Macron explique que « la France accompagnera la solution qui sera portée par vos dirigeants. J’accompagnerai la solution qui sera portée par l’ensemble des présidents de la zone franc. S’ils veulent en changer le périmètre, j’y suis plutôt favorable. S’ils veulent en changer le nom, j’y suis totalement favorable. Et s’ils veulent, s’ils considèrent qu’il faut même supprimer totalement cette stabilité régionale et que c’est mieux pour eux, je considère que c’est eux qui décident et donc je suis favorable. » En même temps il ne pouvait pas dire le contraire, un élargissement ne peut être que profitable à l’Etat français qui se gave sur le dos de l’Afrique depuis presque deux siècles maintenant, un changement de nom ne remet en aucun cas en cause le système. Par contre le ton change lorsqu’il est question d’abandonner le Franc CFA. C’est une menace à peine déguisée comme De Gaulle l’avait fait avant lui en 1958 avec la communauté africaine. Sur le papier aussi, les pays africains pouvaient refuser le Franc CFA mais la réalité a été bien différente.

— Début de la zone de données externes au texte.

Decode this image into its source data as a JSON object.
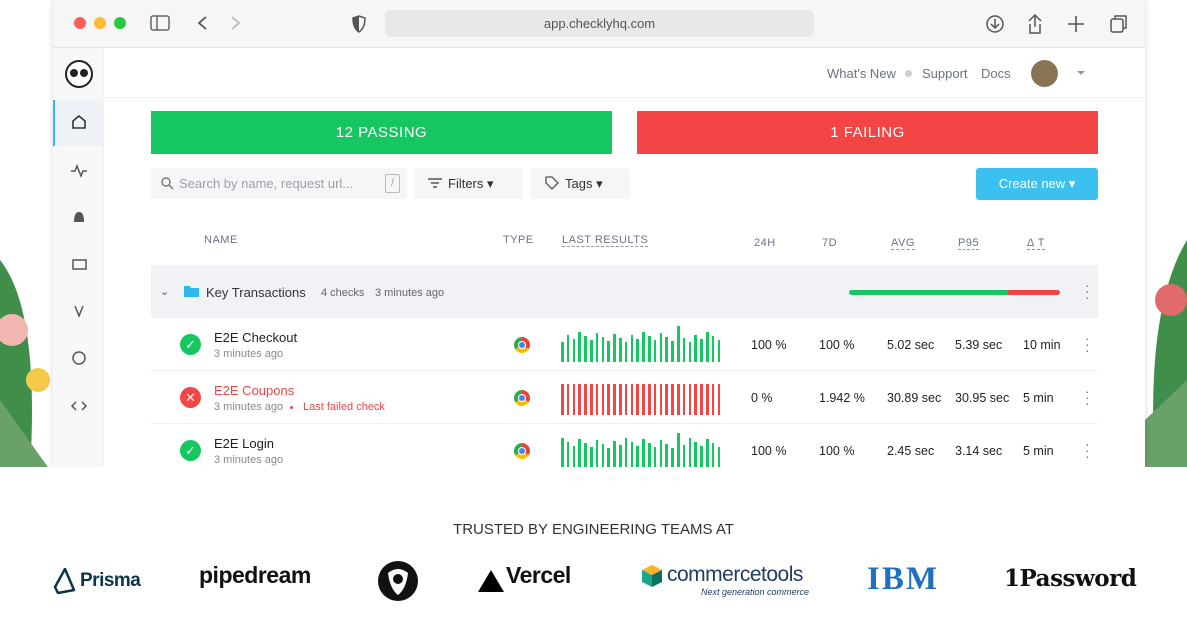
{
  "browser": {
    "url": "app.checklyhq.com"
  },
  "header": {
    "links": [
      "What's New",
      "Support",
      "Docs"
    ]
  },
  "summary": {
    "passing": "12 PASSING",
    "failing": "1 FAILING"
  },
  "toolbar": {
    "search_placeholder": "Search by name, request url...",
    "shortcut": "/",
    "filters": "Filters",
    "tags": "Tags",
    "create": "Create new"
  },
  "table": {
    "columns": [
      "NAME",
      "TYPE",
      "LAST RESULTS",
      "24H",
      "7D",
      "AVG",
      "P95",
      "Δ T"
    ],
    "group": {
      "name": "Key Transactions",
      "count": "4 checks",
      "updated": "3 minutes ago"
    },
    "rows": [
      {
        "name": "E2E Checkout",
        "status": "passing",
        "updated": "3 minutes ago",
        "cells": [
          "100 %",
          "100 %",
          "5.02 sec",
          "5.39 sec",
          "10 min"
        ]
      },
      {
        "name": "E2E Coupons",
        "status": "failing",
        "updated": "3 minutes ago",
        "note": "Last failed check",
        "cells": [
          "0 %",
          "1.942 %",
          "30.89 sec",
          "30.95 sec",
          "5 min"
        ]
      },
      {
        "name": "E2E Login",
        "status": "passing",
        "updated": "3 minutes ago",
        "cells": [
          "100 %",
          "100 %",
          "2.45 sec",
          "3.14 sec",
          "5 min"
        ]
      }
    ]
  },
  "trusted": {
    "title": "TRUSTED BY ENGINEERING TEAMS AT",
    "logos": [
      "Prisma",
      "pipedream",
      "Vercel",
      "commercetools",
      "Next generation commerce",
      "IBM",
      "1Password"
    ]
  }
}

La France Insoumise s’est engagée dès l’élection présidentielle de 2012 (dans le cadre du programme du Front de Gauche à l’époque), à une refonte complète des relations entre la France et les pays africains, notamment monétaires. En 2017 la France Insoumise a repris la base programmatique de 2012  pour l’inscrire au cœur du programme de Jean-Luc Mélenchon qui à l’instar des autres candidats en avait présenté les grandes lignes dans le journal le Monde :

 https://www.lemonde.fr/afrique/article/2017/04/13/jean-luc-melenchon-son-programme-afrique-nous-combattrons-le-fleau-de-la-predation-ultraliberale-qui-s-abat-sur-le-continent_5110925_3212.html

Concernant le Franc CFA spécifiquement, la position de Jean-Luc Mélenchon est tranchée depuis 2012 :

Malgré l’intérêt d’être une monnaie commune régionale, le franc CFA présente le grave défaut de lier les choix financiers de cette partie de l’Afrique à la BCE et à l’Europe et empêche les pays concernés d’entrer dans la construction d’une Banque centrale africaine. Il est urgent de rendre aux banques centrales africaines francophones la gestion de la politique monétaire qui serait alors adaptée au cycle de leurs économies. Ceci s’accompagnerait d‘un abandon par la France de son droit de vote et de veto dans toutes les instances de ces banques, de l’abandon de l’obligation de déposer 50% des avoirs des pays CFA à la Banque de France, ainsi que l’abandon du pouvoir du conseil des ministres français de décider des parités et dévaluations du CFA.

Cette réforme majeure, qui peut préfigurer d’autres évolutions en lien ou non avec la proposition de l’Union africaine de créer une monnaie commune à toute l’Afrique, devrait permettre de mettre fin à la deuxième extraversion des économies africaines (la première étant les filières de rente) et autoriserait ces banques de jouer pleinement leur rôle dans le financement du développement. Nous défendrons le droit des gouvernements des pays africains, s’ils veulent bénéficier d’un minimum de moyen pour orienter les investissements publics, de prendre des mesures de contrôle des filiales des banques privées, essentiellement françaises, qui constituent souvent le seul réseau bancaire existant.